The pursuer submits that these defects were only discoverable when damage to stonework was investigated in 2013. The structural engineer and third parties, bolstered by the Midlothian decision, aver that the pursuer suffered loss when it paid for the defective works during the construction phase in reliance on the structural engineer’s advice. They argue that the five-year prescriptive period started on or before the date of practical completion.

Interestingly, the pursuer is represented by the same legal team as represented the pursuer in Midlothian. Their primary position is that Midlothian was wrongly decided on the basis that Gordon’s Trustees does not set down a general rule that the prescriptive period commences on the date when expenditure, which is subsequently found to be wasted, was incurred.
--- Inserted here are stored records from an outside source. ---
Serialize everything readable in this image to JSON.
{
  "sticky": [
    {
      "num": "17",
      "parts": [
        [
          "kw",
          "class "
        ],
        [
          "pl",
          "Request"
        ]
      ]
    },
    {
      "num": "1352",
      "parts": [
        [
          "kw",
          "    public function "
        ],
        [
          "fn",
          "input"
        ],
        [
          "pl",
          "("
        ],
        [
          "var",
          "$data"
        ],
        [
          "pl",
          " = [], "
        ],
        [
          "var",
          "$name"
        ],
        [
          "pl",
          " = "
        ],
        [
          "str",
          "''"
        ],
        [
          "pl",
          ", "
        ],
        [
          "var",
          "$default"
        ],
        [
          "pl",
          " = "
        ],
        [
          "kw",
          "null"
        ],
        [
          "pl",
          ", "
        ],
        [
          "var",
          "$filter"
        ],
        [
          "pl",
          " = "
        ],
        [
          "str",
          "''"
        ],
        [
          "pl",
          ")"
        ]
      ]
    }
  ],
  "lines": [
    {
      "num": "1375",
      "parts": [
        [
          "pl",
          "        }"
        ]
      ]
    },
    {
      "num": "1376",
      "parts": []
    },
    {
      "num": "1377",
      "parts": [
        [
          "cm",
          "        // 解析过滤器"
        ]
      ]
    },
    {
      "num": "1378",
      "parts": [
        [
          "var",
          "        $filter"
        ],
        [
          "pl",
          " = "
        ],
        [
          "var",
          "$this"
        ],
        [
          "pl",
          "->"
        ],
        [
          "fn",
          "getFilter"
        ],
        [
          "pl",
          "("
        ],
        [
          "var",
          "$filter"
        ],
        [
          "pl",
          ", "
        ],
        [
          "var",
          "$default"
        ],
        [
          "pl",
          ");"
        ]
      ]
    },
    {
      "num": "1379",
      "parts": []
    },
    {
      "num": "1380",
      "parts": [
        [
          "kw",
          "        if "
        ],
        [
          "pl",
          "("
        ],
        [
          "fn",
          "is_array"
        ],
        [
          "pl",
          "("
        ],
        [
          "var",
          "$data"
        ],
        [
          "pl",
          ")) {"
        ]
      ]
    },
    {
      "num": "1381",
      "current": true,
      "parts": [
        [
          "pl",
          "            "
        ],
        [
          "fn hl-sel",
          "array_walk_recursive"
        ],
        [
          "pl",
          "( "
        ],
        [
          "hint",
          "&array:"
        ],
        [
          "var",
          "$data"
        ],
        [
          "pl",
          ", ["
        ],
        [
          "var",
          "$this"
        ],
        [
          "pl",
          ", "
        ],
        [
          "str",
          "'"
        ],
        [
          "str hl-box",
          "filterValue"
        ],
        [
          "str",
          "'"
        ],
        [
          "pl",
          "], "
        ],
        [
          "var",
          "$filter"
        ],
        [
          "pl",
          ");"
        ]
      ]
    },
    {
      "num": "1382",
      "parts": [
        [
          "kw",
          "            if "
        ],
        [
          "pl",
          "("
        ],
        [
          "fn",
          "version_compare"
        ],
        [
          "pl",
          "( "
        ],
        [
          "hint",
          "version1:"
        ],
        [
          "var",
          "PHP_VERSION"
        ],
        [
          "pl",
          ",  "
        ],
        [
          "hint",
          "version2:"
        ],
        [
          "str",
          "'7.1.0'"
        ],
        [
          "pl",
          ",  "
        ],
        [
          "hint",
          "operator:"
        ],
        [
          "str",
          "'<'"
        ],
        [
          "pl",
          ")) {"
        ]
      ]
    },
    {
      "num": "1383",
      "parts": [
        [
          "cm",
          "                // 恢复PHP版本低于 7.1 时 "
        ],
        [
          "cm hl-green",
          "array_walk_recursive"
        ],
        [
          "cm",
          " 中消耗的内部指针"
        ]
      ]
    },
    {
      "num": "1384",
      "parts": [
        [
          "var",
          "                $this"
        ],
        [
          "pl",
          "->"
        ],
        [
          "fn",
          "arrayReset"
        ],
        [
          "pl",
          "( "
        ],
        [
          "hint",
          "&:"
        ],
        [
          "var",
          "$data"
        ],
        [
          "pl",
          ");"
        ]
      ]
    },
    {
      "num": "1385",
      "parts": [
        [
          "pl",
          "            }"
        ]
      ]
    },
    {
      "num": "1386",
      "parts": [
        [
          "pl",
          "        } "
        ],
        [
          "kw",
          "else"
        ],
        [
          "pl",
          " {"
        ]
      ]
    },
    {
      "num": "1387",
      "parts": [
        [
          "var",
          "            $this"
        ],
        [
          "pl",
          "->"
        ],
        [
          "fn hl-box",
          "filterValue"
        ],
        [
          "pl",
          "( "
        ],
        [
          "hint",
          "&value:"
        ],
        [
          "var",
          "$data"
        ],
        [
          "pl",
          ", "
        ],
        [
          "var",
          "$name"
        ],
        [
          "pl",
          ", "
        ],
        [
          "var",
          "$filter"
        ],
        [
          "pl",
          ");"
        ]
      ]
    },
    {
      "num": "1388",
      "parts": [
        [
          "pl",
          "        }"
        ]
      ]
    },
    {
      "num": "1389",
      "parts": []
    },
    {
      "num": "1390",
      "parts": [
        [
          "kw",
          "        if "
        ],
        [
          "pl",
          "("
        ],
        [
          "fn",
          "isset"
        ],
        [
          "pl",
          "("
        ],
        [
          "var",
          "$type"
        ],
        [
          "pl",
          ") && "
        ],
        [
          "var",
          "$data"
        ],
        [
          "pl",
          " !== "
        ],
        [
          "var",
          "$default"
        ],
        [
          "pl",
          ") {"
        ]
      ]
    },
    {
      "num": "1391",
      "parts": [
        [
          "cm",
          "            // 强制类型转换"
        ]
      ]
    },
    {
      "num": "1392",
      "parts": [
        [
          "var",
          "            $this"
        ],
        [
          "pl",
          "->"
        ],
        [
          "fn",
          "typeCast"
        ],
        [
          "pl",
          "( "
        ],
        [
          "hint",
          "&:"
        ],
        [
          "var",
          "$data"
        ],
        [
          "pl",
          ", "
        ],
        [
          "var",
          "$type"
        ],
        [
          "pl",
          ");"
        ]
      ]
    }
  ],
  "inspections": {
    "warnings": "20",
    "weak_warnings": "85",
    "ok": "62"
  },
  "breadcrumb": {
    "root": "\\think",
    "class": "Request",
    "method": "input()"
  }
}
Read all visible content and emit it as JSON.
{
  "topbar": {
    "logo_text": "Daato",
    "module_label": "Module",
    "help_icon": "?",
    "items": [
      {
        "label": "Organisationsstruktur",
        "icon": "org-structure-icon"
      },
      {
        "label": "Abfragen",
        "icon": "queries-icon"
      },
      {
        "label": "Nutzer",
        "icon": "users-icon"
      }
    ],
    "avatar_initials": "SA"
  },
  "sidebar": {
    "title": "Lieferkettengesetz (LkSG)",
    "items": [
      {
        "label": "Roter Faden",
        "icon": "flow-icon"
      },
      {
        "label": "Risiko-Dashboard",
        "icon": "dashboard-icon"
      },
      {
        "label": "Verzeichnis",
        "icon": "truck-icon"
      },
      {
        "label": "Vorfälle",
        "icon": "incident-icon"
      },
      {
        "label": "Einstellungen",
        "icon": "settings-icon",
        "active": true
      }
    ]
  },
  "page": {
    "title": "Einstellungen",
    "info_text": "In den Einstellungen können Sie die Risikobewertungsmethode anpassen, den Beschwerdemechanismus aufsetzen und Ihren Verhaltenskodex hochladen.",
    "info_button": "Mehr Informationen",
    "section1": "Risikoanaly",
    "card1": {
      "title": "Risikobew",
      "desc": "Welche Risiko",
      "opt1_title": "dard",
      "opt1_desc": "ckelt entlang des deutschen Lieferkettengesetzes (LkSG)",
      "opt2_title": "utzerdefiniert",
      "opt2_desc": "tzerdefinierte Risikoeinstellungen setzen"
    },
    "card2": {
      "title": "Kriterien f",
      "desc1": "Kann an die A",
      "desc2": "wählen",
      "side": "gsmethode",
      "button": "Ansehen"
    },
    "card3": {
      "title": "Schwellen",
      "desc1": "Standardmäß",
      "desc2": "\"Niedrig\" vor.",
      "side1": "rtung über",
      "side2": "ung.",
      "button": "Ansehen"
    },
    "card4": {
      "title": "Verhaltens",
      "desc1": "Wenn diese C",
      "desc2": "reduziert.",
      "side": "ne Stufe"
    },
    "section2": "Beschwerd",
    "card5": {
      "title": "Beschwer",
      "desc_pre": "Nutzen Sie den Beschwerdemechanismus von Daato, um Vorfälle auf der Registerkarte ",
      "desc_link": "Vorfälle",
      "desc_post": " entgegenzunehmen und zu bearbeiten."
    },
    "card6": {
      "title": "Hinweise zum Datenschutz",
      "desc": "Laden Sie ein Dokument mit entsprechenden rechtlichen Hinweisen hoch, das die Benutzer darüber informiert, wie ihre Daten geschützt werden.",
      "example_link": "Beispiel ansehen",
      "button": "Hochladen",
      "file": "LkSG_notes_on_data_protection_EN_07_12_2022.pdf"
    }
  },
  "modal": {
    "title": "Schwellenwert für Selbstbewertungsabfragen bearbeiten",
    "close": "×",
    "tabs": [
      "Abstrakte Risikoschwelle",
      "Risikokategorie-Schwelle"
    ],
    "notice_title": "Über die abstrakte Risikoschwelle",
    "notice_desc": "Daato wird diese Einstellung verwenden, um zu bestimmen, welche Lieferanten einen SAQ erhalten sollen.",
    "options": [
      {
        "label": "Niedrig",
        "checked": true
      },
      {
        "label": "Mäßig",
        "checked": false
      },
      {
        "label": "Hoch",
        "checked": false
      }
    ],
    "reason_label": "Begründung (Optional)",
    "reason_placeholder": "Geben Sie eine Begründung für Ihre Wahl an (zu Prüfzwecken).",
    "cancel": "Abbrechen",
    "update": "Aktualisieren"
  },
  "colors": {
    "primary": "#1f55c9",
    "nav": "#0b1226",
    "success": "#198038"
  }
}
Lord Doherty rejected this submission and adhered to his reasoning in Midlothian.

Section 6(4) of the Prescription and Limitation (Scotland) Act 1973

Having preserved its arguments on the impact of Gordon’s Trustees in case this action goes to appeal, the pursuer then argued that the position in Loretto is distinguishable from Midlothian on several grounds: the engineer maintained an involvement throughout the project; the contractual payments to the contractor were not incurred in reliance on the engineer’s advice; the defects were caused by a combination of failures by both the engineer and the contractor; and the whole building did not require to be demolished so the contractual payments were not “abortive expenditure”.

The pursuer also submitted that, to the extent that payments made under the construction contract were “wasted expenditure”, they were not directly caused by the engineer’s failures. The pursuer knew it had made payments for the work done by the contractor but these were contractual payments triggered by the architect’s certification, not by the engineer’s breach of contract.

Significantly, the pursuer goes on to argue that, if that position is wrong and the engineer’s breach was an effective cause of the expenditure, such expenditure was made in error and the start of the prescriptive period should be postponed in terms of section 6(4) of the 1973 Act.

In support of this section 6(4) argument, the pursuer offers to prove that the engineer’s failures of inspection and supervision of the contractor’s work resulted in the architect issuing certificates without the benefit of the engineer’s correct advice. Payment was therefore made in circumstances where the pursuer had no reason to suppose that any of the work certified had not been properly done.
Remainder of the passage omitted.